Scenario Description

Scenario Description

In Spark applications, use Structured Streaming to call Kafka APIs to obtain word records. Classify word records to obtain the number of records of each word.

Data Planning

Data of the Structured Streaming sample project is stored in Kafka. Send data to Kafka (A user with the Kafka permission is required).

  1. Ensure that the clusters are installed, including HDFS, Yarn, Spark, and Kafka.
  2. Modify allow.everyone.if.no.acl.found of Kafka Broker to true. (This parameter does not need to be set for the normal cluster.)
  3. Create a topic.

    {zkQuorum} indicates ZooKeeper cluster information in the IP:port format.

    $KAFKA_HOME/bin/kafka-topics.sh --create --zookeeper {zkQuorum}/kafka --replication-factor 1 --partitions 1 --topic {Topic}

  4. Start the Producer of Kafka to send data to Kafka.
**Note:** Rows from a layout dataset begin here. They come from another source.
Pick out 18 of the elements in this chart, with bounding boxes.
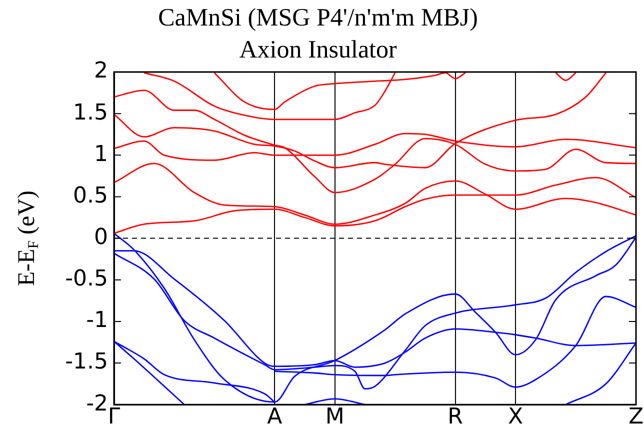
y-tick-label: -0.5	[65, 266, 108, 292]
y-tick-label: 0	[94, 225, 108, 250]
y-tick-label: -1.5	[65, 350, 108, 375]
y-tick-label: 0.5	[73, 183, 108, 208]
x-tick-label: M	[325, 404, 344, 430]
x-tick-label: A	[267, 404, 282, 430]
y-tick-label: -1	[86, 308, 108, 334]
chart-subtitle: Axion Insulator	[239, 36, 398, 64]
y-tick-label: 1	[94, 142, 108, 167]
x-tick-label: Γ	[108, 404, 121, 430]
y-tick-label: -2	[86, 391, 108, 416]
x-tick-label: X	[508, 404, 524, 430]
y-axis-title: E-EF (eV)	[14, 190, 42, 286]
y-tick-label: 1.5	[73, 100, 108, 126]
x-tick-label: R	[448, 404, 463, 430]
x-tick-label: Z	[628, 404, 644, 430]
y-tick-label: 2	[94, 58, 108, 84]
chart-title: CaMnSi (MSG P4'/n'm'm MBJ)	[158, 4, 478, 32]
{ClassPath} indicates the path for storing the JAR file of the project. The path is specified by users. For details, see Compiling and Running Applications.

java -cp $SPARK_HOME/jars/*:$SPARK_HOME/jars/streamingClient010/*:{JAR_PATH} com.huawei.bigdata.spark.examples.KafkaWordCountProducer {BrokerList} {Topic} {messagesPerSec} {wordsPerMessage}

  • JAR_PATH indicates the path of the JAR package. The value of BrokerList is in brokerIp:9092 format.
  • If the user needs to connect to the security Kafka, add KafkaClient configuration information to the jaas.conf file in the conf directory on the Spark client. The following is an example:
    KafkaClient {
    com.sun.security.auth.module.Krb5LoginModule required
    useKeyTab=true
    keyTab = "./user.keytab"
    principal="leoB@HADOOP.COM"
    useTicketCache=false
    storeKey=true
    debug=true;
    };

    In Spark on Yarn mode, jaas.conf and user.keytab are distributed to the container directory of Spark on Yarn through Yarn. Therefore, the path of keyTab in KafkaClient must be the same as the path of jaas.conf, for example, ./user.keytab. Change principal to the username created by yourself and domain name of the cluster.

Development Guidelines

  1. Receive data from Kafka and generate the corresponding DataStreamReader.
  2. Classify word records.
  3. Calculate the result and print it.